WordMarkovModel


The only difference between the MapMarkovModel and the WordMarkovModel is that the MapMarkovModel operates on a character-by-character basis (a 3-gram is three characters). The WordMarkovModel operates on a word-by-word basis (a 3-gram is three words). This will be done using the WordNgram class which has been started for you.

####The WordNgram Class

The WordNgram class has been started for you. You can create new constructors or change the constructor given, though the provided constructor will likely be useful. You can also add instance variables in addition to myWords.

You’ll need to ensure that .hashCode, .equals, .compareTo and .toString work properly and efficiently. You should compare two WordNgrams like you would two String - go element-by-element, until you find a differing element, and then return a value based on that difference. Here, the elements are Strings instead of words.

You’ll probably need to implement additional methods to extract state (words) from a WordNgram object. In my code, for example, I had at least two additional methods to get information about the words that are stored in the private state of a WordNgram object.

To facilitate testing your .equals and .hashcode methods a JUnit testing program is provided. You should use this, and you may want to add more tests to it in testing your implementation. The given tests are a good indication of how well your code works, but as always JUnit tests are not a 100% guarantee.

Testing with JUnit shows that a method passes some test, but the test may not be complete. For example, your code will be able to pass the the tests for .hashCode without ensuring that objects that are equal yield the same hashvalue. That should be the case, but it’s not tested in the JUnit test suite you’re given.

####Using JUnit

To test your WordNgram class you’re given testing code. This code tests individual methods in your class, these tests are called unit tests and so you need to use the standard JUnit unit-testing library with the WordNgramTest.java file to test your implementation.

To choose Run as JUnit test first use the Run As option in the Run menu as shown on the left below. You have to select the JUnit option as shown on the right below. Most of you will have that as the only option.

Run as JUnit

There are two tests in WordNgramTest.java: one for the correctness of .equals and one for the “performance” of the .hashCode method.

If the JUnit tests pass, you’ll get all green as shown on the left below. Otherwise you’ll get red — on the right below — and an indication of the first test to fail. Fix that, go on to more tests. The red was obtained from the code you’re given. You’ll work to make the testing all green.

All green vs red

Remember, JUnit tests are not a guarantee of correctness. While failing a correctly written JUnit test indicates your class is incorrect, the opposite is not always true.

####The WordMarkovModel class

You’ll implement a class named WordMarkovModel that extends the abstract class AbstractModel class. This should be very similar to the MapMarkovModel class you wrote, but this class uses words rather than characters.

A sequence of characters was stored as a String in the code for character-oriented Markov models. For this program you’ll use ArrayLists (or arrays) of Strings to represent sequences of words used in the model.

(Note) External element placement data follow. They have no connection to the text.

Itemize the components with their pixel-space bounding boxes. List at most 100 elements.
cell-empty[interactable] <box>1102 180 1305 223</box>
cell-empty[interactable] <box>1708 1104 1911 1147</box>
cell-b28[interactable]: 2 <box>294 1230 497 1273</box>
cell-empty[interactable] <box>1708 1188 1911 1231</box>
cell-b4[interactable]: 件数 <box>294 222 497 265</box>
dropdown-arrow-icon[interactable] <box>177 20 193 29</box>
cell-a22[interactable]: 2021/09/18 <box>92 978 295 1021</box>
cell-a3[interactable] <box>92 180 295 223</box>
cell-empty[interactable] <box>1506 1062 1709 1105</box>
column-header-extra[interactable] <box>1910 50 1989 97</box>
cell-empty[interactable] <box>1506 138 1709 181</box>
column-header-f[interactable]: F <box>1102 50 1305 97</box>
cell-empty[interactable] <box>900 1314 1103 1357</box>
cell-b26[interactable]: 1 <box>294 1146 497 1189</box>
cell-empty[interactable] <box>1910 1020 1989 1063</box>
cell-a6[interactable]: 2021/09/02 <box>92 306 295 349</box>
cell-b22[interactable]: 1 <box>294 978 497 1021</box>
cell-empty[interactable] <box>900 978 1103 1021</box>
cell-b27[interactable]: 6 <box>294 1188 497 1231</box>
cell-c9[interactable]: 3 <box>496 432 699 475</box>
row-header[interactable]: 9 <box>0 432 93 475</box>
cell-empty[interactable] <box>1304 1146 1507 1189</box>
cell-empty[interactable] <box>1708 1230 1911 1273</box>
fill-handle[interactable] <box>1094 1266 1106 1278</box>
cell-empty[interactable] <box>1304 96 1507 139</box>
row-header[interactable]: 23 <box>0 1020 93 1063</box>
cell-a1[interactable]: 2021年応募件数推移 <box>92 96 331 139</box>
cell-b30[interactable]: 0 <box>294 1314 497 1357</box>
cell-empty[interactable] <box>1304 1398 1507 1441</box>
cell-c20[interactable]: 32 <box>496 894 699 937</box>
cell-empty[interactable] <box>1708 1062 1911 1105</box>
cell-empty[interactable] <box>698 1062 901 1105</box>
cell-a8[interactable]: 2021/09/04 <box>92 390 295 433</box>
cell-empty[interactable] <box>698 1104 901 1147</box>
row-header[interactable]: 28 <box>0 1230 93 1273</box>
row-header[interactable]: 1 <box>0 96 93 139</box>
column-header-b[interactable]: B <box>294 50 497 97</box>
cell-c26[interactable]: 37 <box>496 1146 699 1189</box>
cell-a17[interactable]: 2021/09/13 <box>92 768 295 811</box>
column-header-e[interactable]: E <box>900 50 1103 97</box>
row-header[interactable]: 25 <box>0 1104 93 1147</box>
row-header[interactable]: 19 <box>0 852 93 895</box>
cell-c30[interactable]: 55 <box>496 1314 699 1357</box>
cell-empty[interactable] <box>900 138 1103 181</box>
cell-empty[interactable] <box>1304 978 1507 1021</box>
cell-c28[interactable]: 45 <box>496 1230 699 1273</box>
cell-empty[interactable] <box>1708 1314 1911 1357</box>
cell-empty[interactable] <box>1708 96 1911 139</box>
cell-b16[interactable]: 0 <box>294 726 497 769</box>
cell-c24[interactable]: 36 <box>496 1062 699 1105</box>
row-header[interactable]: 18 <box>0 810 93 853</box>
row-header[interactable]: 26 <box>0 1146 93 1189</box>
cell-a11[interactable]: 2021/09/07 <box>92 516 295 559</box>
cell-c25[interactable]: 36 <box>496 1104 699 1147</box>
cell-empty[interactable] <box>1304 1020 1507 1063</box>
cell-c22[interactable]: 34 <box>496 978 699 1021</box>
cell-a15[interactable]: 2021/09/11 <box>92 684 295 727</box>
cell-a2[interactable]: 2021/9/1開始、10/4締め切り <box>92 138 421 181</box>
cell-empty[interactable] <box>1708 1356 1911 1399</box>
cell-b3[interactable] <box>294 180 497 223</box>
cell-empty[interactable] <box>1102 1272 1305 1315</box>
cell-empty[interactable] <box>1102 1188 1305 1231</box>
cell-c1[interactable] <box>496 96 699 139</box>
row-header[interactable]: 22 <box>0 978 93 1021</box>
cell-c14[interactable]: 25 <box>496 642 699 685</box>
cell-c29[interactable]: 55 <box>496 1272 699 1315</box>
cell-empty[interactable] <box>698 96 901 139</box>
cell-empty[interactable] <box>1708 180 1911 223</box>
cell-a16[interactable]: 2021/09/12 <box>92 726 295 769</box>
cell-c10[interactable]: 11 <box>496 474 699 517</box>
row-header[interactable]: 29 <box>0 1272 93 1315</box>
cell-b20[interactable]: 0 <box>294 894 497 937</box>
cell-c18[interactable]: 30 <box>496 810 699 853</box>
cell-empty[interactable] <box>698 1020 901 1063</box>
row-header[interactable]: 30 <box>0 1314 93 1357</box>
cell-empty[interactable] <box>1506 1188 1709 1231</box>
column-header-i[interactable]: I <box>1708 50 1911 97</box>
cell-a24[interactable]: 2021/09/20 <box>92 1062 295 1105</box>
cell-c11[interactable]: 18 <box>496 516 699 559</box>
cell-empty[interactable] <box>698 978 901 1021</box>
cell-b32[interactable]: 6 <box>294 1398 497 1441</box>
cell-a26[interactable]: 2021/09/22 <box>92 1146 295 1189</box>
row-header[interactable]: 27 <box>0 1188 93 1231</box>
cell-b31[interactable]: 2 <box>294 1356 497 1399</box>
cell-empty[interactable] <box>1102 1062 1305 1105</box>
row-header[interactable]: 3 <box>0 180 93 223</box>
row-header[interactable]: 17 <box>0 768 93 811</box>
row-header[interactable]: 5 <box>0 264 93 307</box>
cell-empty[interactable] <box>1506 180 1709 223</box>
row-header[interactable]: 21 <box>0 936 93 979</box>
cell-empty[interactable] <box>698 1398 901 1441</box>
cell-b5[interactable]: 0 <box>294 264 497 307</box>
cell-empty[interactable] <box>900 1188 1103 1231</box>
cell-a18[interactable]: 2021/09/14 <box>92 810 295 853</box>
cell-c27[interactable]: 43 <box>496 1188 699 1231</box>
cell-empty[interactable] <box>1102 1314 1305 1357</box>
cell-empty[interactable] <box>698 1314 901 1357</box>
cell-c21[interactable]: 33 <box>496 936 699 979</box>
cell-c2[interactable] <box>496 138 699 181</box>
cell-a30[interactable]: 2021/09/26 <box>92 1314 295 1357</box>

The idea is that you’ll use 4-words rather than 4-characters in predicting/generating the next word in an order-4 word based Markov Model. You’ll need to construct the map-based WordMarkovModel and implement its methods so that instead of makeNgram generating 100 characters at random it generates 100 words at random (but based on the training text it reads). The words should be separated by single spaces, without any trailing whitespace at the beginning or end.

To get all words from a String use the String split method which returns an array. The regular expression "\\s+" (two back-slashes, followed by “s+”) represents any whitespace, which is exactly what you want to get all the words in file/string:

String[] words = myString.split(“\\s+”);

Using this array of words, you’ll construct a map in which each key, a WordNgram object, is mapped to a list of WordNgram objects — specifically the n-grams that follow it in the training text (instead of using ((char) 0) to represent the end of the file in your map, we suggest you use null). This is exactly what your MapMarkovModel did, but it mapped a String to a list of Strings. Each String represented a sequence of k-characters. In this new model, each WordNgram represents a sequence of k-words. The concept is the same.

####Comparing Words and Strings in the Different Models

In the new WordMarkovModel code you write you’ll conceptually replace Strings in the map with WordNgrams. In the code you wrote for maps and strings, calls to .substring will be replaced by calls to new WordNgram. This is because .substring creates a new String from parts of another and returns the new String. In the WordMarkovModel code you must create a new WordNgram from the array of strings, so that each key in the word-map, created by calling new, corresponds to a string created in your original program created by calling substring.